Wednesday, October 29, 2008

10/29

Today in class we discussed scripts for dating. When we were in groups, I noticed that the majority of the gender specific "rules" that my group came up with could apply two both sexes. I believe that in order to have a relationship progress both people must have the desire to put in the effort to do so.I believe that every couple comes up with their own set of rules. There is not one couple that expects the same things from their partner. One rule that is within my relationship is to have expressed appreciation. What I mean by this is, for example, while my boyfriend is at work on fridays I normally start/sometimes finish his laundry for him. When he gets home he tells me thank you and that he really appreciates it.I have told him before that I do not mind doing things for him as long as they are appreciated, and that as soon as I feel that they are not appreciated I will stop doing them. The same thing applies when he buys dinner. I always tell him thank you. I think what is wrong with some of the scripts or rules that are expected today is that because people do expect them they do not appreciate them, or they do not verbally express their appreciation. SAY THANK YOU PEOPLE!!!

3 comments:

John Doe said...

You took the words right out of my mouth. Ihave been trying to figure out why i dont like dating anymore and now it makes since.
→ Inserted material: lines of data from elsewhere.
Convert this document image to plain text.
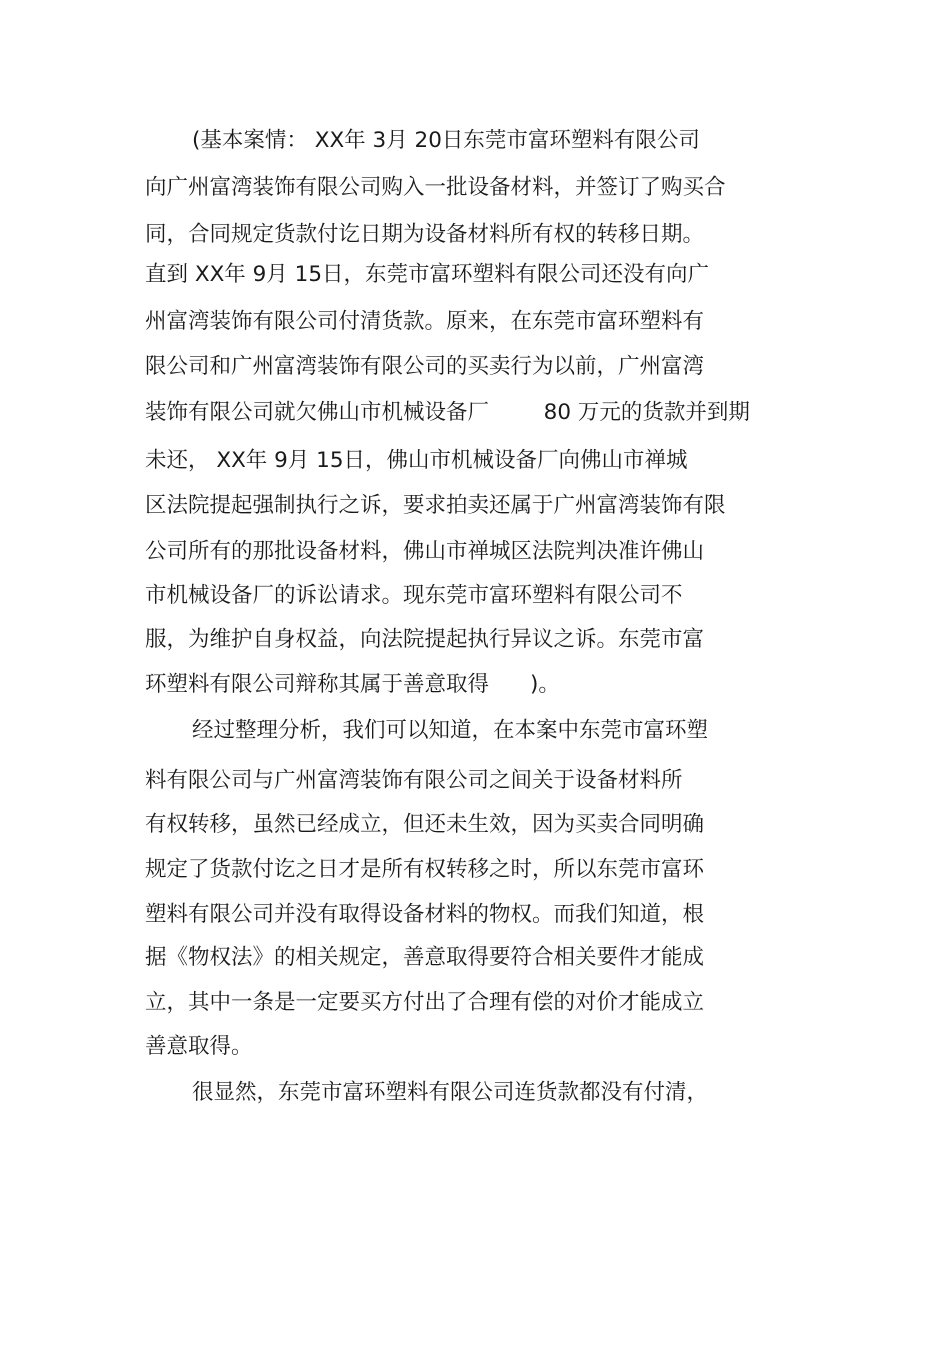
(基本案情： XX年 3月 20日东莞市富环塑料有限公司

向广州富湾装饰有限公司购入一批设备材料，并签订了购买合

同，合同规定货款付讫日期为设备材料所有权的转移日期。

直到 XX年 9月 15日，东莞市富环塑料有限公司还没有向广

州富湾装饰有限公司付清货款。原来，在东莞市富环塑料有

限公司和广州富湾装饰有限公司的买卖行为以前，广州富湾

装饰有限公司就欠佛山市机械设备厂        80 万元的货款并到期

未还， XX年 9月 15日，佛山市机械设备厂向佛山市禅城

区法院提起强制执行之诉，要求拍卖还属于广州富湾装饰有限

公司所有的那批设备材料，佛山市禅城区法院判决准许佛山

市机械设备厂的诉讼请求。现东莞市富环塑料有限公司不

服，为维护自身权益，向法院提起执行异议之诉。东莞市富

环塑料有限公司辩称其属于善意取得      )。

经过整理分析，我们可以知道，在本案中东莞市富环塑

料有限公司与广州富湾装饰有限公司之间关于设备材料所

有权转移，虽然已经成立，但还未生效，因为买卖合同明确

规定了货款付讫之日才是所有权转移之时，所以东莞市富环

塑料有限公司并没有取得设备材料的物权。而我们知道，根

据《物权法》的相关规定，善意取得要符合相关要件才能成

立，其中一条是一定要买方付出了合理有偿的对价才能成立

善意取得。

很显然，东莞市富环塑料有限公司连货款都没有付清，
When the bill comes, girls turn their head, expect you to pay for everything, open doors,and we as guys dont mind, just want to hear thank you.

CountyRoad307 said...

Well said. I also believe this applies among cross-sex friendships. I've been single for well over a year, but most of my friends are male. I tend to use many of the same "rules" with them as with the guys I've dated. Yes, I offer to pay for things, and usually make sure I have my wallet out and ready to pay. That said, they usually wave it away and tell me not to worry about it. They all have "My stuff is your stuff" poilicies and tell me to make myself at home. I make sure that my door (fridge, liquor cabinet, and bathroom) are open to them as well. I make a point to always be appreciative and go out of my way to do little things for them. Granted, I'm no saint, but common courtesy and thanks go a long way in maintaining some of the best friendships I've ever been blessed to have.

pinkypoodle said...

When I visited to my boyfriend’s house, I cooked dinner for him. He appreciated me and he said to me “thank you for cooking dinner.” I liked to cook and I had no problem about it. However, a few months later, he did not say anything. He thinks that it was usual thing that I cooked. I just stopped cooking because I was tired of cooking for him without his appreciation. He tied to figure out what’s going on and he noticed he forgot to appreciate me. From that time, every time I did something for him, he said to me “thank you.” Appreciation is really important to keep good relationship.